Just's first museum presentation was 'Anonymous Was A Woman' at the Museum of Contemporary Art in Sydney as part of the National 2021. The work featured over 140 hand knitted panels bearing the same phrase 'Anonymous was a woman'. It refers to the quote by Virginia Woolf in a Room of One's Own. The project draws attention to the continued erasure of female artists from the canon of art history, but also speaks to ongoing issues of gender inequality faced by women around the world including unequal pay, undervalued domestic and care labour and continued threats of violence and sexual assault. During the exhibition at the MCA, Just held knitting circles and conversations about feminism in front of the work with members of the public, who joined her with their own craft projects or hand stitching.

Other solo bodies of art work include PROTEST SIGNS, which was shown at Hugo Michell Gallery in 2022, and featured hand knitted replicas of protest signs. Most recently, her exhibition SELF CARE ACTION SERIES at Linden New Art (2023) featured a large grid of 40 hand knitted text panels with self care prompts. SELF CARE ACTIONS SERIES explored the artist's year of grief after the loss of her father and the political relevance of self care to activists and artists.

===Exhibitions===
Just's work has been exhibited in over a hundred solo and group exhibitions in Australia, including Craft Victoria, Gertrude Contemporary, Centre for Contemporary Photography, Melbourne Art Fair, Contemporary Art Space of Tasmania, Perth Institute of Contemporary Art, and Canberra Contemporary Art Space. Internationally, her work has been exhibited in galleries in New York, Finland, China, Austria, Tokyo (Japan), New Delhi (India), New Zealand and in the US.

In 2018, Just's work was included in an exhibition of word art at Hugo Michell Gallery in Adelaide.

===Collections===
The banners Safe and Hope are in the collection of the Wangaratta Art Gallery, as a result of Just winning the Wangaratta Textile Prize in 2015.

Paradise, a life-sized knitted installation depicting a woman in a T-shirt and denim cut-off jeans, referencing the abduction of Persephone, is in the collection of the Ararat Gallery TAMA.

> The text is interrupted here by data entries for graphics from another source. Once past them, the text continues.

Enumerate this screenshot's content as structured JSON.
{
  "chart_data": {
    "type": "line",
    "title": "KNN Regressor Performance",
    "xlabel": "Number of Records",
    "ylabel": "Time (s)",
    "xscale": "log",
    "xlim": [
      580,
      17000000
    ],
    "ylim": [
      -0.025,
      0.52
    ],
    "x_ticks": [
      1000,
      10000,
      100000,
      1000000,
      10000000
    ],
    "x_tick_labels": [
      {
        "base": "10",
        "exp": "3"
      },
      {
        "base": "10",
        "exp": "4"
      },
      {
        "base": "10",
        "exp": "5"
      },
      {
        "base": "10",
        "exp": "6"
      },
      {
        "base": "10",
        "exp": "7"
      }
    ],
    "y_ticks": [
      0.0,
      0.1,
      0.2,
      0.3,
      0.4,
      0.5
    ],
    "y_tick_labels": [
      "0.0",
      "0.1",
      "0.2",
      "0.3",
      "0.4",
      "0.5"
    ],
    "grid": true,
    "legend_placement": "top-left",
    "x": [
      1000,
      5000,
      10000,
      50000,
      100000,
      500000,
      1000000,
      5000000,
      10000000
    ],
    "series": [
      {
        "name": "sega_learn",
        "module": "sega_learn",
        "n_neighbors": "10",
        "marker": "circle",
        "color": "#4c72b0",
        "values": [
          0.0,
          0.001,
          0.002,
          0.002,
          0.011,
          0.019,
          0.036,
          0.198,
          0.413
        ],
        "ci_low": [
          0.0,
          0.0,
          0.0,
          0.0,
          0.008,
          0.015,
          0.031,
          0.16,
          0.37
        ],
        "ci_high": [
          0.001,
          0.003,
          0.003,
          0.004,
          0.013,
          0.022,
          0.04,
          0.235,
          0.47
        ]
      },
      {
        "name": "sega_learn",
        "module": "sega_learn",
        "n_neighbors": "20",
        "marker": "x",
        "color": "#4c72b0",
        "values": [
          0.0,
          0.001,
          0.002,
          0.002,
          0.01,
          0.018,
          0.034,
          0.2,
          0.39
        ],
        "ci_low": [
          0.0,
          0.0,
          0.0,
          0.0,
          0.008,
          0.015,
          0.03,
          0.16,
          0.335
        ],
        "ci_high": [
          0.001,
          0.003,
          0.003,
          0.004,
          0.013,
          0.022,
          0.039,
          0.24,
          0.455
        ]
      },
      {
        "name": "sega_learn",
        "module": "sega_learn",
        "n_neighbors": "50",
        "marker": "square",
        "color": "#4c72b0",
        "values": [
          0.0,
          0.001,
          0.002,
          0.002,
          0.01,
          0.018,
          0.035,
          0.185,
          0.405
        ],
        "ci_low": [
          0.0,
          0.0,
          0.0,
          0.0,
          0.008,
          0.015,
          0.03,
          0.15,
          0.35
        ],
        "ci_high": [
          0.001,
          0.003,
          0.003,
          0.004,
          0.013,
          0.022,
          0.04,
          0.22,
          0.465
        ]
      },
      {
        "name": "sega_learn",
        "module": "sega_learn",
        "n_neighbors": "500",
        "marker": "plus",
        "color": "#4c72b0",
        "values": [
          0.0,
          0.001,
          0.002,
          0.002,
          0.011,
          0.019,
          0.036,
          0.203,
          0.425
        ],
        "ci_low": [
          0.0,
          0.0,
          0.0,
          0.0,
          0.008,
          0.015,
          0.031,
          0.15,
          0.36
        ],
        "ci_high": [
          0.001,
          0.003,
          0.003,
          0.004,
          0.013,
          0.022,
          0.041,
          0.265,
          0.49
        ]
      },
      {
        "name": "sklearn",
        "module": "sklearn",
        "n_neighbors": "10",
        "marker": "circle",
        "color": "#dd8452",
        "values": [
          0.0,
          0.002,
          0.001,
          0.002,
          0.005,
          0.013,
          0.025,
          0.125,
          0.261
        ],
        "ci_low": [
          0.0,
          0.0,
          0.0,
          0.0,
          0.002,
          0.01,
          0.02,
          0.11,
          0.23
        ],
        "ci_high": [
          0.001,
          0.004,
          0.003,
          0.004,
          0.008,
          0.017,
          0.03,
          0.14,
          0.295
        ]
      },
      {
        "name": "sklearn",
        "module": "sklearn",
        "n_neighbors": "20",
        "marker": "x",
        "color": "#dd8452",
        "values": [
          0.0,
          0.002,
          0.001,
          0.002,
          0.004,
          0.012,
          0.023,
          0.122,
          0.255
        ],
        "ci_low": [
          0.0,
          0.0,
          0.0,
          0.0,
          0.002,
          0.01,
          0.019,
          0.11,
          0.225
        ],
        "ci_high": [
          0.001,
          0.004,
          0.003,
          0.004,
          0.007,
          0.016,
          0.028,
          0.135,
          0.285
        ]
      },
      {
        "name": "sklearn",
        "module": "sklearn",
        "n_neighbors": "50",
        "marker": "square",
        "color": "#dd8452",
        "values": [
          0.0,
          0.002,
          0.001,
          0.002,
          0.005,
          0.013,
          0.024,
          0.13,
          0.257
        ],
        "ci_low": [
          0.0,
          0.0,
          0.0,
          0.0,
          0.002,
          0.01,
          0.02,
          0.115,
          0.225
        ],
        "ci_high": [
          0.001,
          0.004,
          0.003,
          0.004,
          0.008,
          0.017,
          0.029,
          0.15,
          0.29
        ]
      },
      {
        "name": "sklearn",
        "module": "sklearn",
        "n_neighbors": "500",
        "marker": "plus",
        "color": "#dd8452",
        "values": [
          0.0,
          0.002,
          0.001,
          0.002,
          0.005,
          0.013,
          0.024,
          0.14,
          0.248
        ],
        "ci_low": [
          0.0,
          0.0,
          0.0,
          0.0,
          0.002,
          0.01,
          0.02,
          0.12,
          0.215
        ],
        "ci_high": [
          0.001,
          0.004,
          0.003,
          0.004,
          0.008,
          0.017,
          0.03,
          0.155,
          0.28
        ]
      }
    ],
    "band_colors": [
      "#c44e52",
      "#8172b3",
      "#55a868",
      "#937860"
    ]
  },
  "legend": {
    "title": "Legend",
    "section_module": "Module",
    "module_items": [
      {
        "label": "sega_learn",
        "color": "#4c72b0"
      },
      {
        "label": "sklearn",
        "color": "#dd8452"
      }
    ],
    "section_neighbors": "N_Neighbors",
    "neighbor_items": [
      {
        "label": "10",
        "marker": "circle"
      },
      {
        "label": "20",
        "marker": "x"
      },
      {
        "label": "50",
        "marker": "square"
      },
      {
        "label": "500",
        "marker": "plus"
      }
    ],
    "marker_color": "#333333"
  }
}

Kate Just's work is also in the collections of the National Gallery of Australia, the Art Gallery of South Australia, Artbank and the City of Port Phillip as well as in private collections in Australia, New Zealand, UK, USA and Austria.

== Awards ==

=== Shortlist ===
- Beleura National Works on Paper Prize (2010)
- The Woollahra Small Sculpture Prize (2009)
- The Blake Prize (2009)

=== Recipient ===
- Siemens-RMIT Fine Art Scholarship (2006)
- Mollie Hollman Doctoral Medal for the best PhD in Art Design and Architecture, Monash University (2013)
- Wangaratta Contemporary Textile Award (2015) awarded by the Wangaratta Art Gallery
- Asialink Residency, Sanskriti Kendra, New Delhi, India (2016)
- Red Gate Gallery, Beijing Residency (2018)
- Australian Fellowship Residency, Art OMI, New York (2019)
- The Incinerator Art For Social Change People’s Choice Award (for COVID-19 Global Quilt) with Tal Fitzpatrick (2020)
- Australia Council for The Arts Visual Art Fellowship (2022)

== Personal life ==
Just has been with her Australian wife since around 1994. Just met her partner in Australia when she was 20 years old and migrated permanently to Australia in 1996 at age 22. They have two children.